Fredrik Backman, brother in all but blood, two years ago you made me aware of the possibility of writing a continuation of the book that would not have been written without you, and it helped me to realize that it was also what I most of all wanted to do. You have been with me each step of the way, reading, commenting, and analyzing, and at each stage you said the words that I most of all needed to hear. I am deeply in your debt, as always. Thank you for everything.

Adam Dahlin, my publisher, and Andreas Lundberg, my editor, you have with diligence and conviction pointed out all of the problems that appear when ideas are to be harnessed by words, and without your assistance the shortcomings of this book would have been far greater than they are.

Stina Jackson and Sofia Lundberg, honored fellow writers, I am deeply grateful to you both for the fact that you have lent me your talents in offering your opinions of my manuscript. Your respective insights opened perspectives that I had earlier overlooked and gave me the opportunity to improve my text. Thank you, Stina. Thank you, Sofia.

Federico Ambrosini, my agent, thank you for all of your tireless efforts on my behalf, and for your friendship. Marie Gyllenhammar, thank you for all of your hard work and support.

Martin Ödman, I appreciate that you have once again taken the trouble to read and critique, and provide your clear-eyed commentary. Thank you also for lending parts of your je ne sais quoi to Jean Michael Cardell.

Anna Nordenfelt Hellberg and Tobias Hellberg, thank you for reading and providing commentary.

Thank you to my father for such critical acumen, and the same to my mother with particular thanks for careful copyediting.

Many thanks to my wife, Mia, and to my children for all of their love and patience.

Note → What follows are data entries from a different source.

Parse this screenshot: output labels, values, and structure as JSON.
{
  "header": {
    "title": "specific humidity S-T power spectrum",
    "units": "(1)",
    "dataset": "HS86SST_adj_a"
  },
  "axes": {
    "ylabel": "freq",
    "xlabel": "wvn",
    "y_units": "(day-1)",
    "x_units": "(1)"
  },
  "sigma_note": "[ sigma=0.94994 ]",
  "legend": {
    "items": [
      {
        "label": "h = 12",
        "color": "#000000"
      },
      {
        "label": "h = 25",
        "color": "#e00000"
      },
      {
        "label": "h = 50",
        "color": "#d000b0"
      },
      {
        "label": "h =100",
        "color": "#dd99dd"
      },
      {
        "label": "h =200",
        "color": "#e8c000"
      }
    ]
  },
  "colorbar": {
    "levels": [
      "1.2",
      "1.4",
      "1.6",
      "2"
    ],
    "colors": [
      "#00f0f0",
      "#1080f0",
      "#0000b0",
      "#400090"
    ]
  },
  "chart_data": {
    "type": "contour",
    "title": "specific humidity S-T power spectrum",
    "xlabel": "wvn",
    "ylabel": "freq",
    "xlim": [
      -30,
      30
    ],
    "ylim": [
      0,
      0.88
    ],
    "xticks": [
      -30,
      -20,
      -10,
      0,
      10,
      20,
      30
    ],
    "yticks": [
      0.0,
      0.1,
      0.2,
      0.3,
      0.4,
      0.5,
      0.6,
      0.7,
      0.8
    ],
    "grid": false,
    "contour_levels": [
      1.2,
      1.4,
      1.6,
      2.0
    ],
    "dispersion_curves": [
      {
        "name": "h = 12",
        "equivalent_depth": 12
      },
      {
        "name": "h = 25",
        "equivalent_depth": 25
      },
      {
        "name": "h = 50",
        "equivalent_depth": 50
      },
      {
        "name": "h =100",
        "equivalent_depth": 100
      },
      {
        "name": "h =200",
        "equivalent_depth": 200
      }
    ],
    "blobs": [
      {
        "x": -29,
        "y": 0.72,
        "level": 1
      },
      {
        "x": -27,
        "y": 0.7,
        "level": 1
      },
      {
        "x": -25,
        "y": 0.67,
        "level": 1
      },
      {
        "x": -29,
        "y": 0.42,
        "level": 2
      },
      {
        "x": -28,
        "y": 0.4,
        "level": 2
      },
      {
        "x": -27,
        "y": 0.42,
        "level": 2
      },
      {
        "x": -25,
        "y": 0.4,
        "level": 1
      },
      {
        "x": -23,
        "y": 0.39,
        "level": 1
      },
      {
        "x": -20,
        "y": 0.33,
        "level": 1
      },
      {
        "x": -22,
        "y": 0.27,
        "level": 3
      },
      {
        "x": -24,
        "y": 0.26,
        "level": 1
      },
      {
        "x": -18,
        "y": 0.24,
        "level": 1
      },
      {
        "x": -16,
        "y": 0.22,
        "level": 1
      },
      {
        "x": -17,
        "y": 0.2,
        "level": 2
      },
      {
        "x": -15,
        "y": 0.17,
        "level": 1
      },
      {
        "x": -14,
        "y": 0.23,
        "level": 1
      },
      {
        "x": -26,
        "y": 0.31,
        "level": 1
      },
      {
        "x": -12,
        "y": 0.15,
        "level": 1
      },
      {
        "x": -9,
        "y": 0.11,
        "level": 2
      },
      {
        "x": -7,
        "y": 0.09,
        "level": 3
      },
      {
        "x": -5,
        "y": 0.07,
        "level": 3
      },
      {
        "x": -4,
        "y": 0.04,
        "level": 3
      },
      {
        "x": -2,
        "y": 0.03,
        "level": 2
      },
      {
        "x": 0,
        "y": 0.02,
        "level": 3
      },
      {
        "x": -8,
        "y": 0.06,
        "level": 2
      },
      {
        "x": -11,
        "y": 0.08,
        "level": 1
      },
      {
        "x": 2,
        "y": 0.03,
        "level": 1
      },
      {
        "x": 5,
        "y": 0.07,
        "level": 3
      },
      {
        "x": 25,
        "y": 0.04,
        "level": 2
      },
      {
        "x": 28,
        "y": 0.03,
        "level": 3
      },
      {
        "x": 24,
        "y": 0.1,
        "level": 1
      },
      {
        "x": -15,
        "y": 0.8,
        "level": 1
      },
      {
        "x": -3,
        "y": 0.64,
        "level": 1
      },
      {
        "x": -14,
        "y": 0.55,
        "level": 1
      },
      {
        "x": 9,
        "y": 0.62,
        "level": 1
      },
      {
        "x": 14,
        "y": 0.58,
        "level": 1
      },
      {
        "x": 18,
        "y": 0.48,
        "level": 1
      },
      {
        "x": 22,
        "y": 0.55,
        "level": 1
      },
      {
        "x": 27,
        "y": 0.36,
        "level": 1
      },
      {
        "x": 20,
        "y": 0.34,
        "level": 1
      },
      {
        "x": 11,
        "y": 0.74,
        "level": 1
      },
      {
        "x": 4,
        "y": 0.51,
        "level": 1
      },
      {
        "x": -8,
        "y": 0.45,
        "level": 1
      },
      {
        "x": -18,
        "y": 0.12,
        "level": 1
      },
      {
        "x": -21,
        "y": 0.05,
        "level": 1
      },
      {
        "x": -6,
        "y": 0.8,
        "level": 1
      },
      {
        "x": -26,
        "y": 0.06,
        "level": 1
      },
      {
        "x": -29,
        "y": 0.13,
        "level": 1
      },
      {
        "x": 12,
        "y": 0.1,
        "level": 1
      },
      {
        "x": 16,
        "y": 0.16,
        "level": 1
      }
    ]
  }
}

Of all of the source material that has been used for writing this book, I want to particularly acknowledge Kirsi Vainio-Korhonen’s De frimodiga (The Courageous), translated from the Finnish by Camilla Frostell, which describes in scrupulous detail the reality for midwives who were trained in Stockholm in the eighteenth century and the conditions for the mothers-to-be that they assisted.